Some of the practices GAO recommended include developing and maintaining a strategy to monitor risks across the agency, identifying and assigning cybersecurity roles and responsibilities for risk management, and accessing and updating policies and plans for the cybersecurity program.

“All the different technology centers within the federal government have given us guidance on what kinds of investments we should be making to improve cybersecurity,” Wolff said. “I look at that guidance and I see a lot of technology modernization in that guidance also, there’s guidance around, you know, how do we manage the systems that are connecting to the network? How do we architect security from a cloud perspective?”

NNSA is in the process of working on an enterprise-scale endpoint detection response (EDR) capability based on the guidance it received from the Office of Management and Budget (OMB). Previously, each part of NNSA had its own EDR capability that reported to a centralized enterprise SOC. Some parts of the agency are in the process of acquiring the capability, while others are already in the deployment phase.

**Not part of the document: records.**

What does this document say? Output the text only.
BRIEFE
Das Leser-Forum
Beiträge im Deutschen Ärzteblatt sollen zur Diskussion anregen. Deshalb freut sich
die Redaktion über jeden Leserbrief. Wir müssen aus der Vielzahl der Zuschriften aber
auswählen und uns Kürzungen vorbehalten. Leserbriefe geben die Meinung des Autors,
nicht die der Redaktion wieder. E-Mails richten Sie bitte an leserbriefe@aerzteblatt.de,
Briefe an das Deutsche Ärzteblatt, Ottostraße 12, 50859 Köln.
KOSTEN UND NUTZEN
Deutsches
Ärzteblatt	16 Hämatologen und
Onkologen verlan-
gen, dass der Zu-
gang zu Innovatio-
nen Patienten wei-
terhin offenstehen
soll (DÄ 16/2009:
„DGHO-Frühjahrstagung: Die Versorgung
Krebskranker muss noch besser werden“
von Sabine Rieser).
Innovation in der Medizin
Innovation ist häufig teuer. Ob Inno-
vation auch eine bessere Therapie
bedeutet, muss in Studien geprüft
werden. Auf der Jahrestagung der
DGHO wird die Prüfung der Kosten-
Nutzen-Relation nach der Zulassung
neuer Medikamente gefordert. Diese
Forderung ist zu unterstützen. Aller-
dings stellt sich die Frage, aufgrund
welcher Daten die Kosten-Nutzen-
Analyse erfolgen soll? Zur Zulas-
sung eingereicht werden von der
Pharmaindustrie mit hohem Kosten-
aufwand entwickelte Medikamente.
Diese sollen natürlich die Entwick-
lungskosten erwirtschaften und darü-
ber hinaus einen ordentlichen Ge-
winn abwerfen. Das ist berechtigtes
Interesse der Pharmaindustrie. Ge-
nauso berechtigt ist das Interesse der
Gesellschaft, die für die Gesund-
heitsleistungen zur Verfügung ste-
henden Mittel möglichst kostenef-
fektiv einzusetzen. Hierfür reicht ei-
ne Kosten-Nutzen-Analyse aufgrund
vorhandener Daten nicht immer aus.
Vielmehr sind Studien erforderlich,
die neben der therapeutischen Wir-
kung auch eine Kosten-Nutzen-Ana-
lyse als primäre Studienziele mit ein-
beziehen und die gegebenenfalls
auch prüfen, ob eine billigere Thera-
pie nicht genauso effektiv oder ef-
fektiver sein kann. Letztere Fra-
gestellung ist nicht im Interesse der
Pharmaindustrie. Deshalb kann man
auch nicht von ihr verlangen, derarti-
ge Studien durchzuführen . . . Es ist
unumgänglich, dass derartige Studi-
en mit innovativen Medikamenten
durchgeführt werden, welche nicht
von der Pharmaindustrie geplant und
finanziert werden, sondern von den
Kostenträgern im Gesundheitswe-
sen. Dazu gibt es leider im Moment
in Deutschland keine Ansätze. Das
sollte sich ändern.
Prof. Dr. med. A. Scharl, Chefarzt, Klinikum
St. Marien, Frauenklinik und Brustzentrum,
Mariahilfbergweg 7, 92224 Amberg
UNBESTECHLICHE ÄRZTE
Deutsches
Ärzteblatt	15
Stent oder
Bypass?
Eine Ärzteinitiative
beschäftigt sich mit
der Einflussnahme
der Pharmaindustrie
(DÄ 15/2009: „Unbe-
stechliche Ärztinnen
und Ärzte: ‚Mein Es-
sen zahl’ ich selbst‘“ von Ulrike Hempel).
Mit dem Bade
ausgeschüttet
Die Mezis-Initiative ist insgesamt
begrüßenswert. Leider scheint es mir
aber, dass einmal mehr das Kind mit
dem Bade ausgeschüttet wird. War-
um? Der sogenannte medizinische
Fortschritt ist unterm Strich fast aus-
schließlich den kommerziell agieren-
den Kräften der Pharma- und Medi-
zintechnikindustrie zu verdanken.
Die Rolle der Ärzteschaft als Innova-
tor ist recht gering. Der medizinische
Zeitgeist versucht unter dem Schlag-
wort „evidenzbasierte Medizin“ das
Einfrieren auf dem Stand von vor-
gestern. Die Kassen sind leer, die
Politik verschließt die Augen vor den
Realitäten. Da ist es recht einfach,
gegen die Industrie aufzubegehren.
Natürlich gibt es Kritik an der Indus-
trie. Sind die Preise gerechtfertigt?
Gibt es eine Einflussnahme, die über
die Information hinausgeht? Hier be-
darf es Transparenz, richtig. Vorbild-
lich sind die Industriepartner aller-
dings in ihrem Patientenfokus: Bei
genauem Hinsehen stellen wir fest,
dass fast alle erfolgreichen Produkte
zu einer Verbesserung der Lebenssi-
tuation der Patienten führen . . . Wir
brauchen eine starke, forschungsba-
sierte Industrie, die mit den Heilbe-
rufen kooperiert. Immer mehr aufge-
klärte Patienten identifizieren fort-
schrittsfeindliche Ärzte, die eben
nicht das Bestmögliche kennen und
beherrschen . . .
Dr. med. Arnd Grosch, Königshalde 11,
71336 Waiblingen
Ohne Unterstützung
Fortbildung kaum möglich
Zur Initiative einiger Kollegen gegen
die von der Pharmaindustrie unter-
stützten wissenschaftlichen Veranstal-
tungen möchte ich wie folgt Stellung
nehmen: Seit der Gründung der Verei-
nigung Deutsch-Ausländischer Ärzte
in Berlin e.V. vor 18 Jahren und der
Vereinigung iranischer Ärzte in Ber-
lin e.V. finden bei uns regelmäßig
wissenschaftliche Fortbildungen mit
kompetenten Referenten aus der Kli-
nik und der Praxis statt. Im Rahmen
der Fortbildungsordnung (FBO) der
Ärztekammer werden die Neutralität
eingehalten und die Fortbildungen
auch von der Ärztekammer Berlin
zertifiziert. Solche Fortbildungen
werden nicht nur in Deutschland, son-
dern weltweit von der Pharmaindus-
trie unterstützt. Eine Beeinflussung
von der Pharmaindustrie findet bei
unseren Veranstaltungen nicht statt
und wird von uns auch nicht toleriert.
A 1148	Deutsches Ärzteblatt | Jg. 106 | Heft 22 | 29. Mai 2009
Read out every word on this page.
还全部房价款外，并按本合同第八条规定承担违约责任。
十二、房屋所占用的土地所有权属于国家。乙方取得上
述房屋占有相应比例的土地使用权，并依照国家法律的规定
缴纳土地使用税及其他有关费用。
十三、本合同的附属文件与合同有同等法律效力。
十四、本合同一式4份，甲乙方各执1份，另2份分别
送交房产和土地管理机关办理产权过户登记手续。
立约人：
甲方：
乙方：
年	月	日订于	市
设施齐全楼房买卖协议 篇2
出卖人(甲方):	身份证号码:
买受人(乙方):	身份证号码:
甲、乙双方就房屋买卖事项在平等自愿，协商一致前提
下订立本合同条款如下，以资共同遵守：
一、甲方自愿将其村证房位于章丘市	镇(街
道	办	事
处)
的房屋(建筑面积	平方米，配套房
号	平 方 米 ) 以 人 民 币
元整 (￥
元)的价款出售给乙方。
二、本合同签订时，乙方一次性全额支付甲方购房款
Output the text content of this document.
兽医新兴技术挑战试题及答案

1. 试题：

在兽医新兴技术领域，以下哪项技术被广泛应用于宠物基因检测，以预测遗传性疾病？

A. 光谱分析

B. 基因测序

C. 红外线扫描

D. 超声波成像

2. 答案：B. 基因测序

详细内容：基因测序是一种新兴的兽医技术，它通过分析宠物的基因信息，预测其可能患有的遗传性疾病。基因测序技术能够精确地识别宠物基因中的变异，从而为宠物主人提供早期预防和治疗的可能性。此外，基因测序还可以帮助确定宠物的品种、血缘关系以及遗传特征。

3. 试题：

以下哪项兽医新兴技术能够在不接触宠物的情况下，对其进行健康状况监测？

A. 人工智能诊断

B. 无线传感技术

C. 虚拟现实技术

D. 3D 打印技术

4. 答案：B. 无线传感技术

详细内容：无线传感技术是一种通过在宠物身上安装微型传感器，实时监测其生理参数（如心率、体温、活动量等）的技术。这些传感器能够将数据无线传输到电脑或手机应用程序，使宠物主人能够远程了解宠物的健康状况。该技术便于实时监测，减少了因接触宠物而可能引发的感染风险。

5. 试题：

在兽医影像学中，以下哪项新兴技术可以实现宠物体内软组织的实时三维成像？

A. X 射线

“Hopefully, next year, when we’re sitting around talking about this, we will be in that common technology suite. Our security operations center will have a common picture and transparency across the organization,” Wolff said. “I see a lot of opportunity in front of us to do things in common frameworks, but also sometimes in common technologies. That gives the entire organization the ability to be secure and understand security. In ways that we have never done it before.”

Workforce Challenges

NNSA faces the same technology, data and cybersecurity workforce challenges faced by other federal agencies. But NNSA faces a unique workforce challenge where parts of the organization have many new hires and other parts have many senior-level employees, while missing middle-level management employees.

“We’re not doing as good of a job as we should about growing up that middle-level management and transitioning the new people, the most junior, into kind of that medium- or that mid-career expertise level,” Wolff said. “So we’re trying to pay a lot of attention to not only create paths for that, but to look at the overall — the recruiting, the retention, the development of the workforce, to make sure that the people that we have are fully supported in their careers also. We have incredible engineers, we have incredible scientists, we have smart people that are doing work every day. They are the ones that are using these tools. They’re the ones that are re-architecting to me zero trust principles or to deploy these capabilities. It’s how do we support them and doing it also, we need them to be successful.”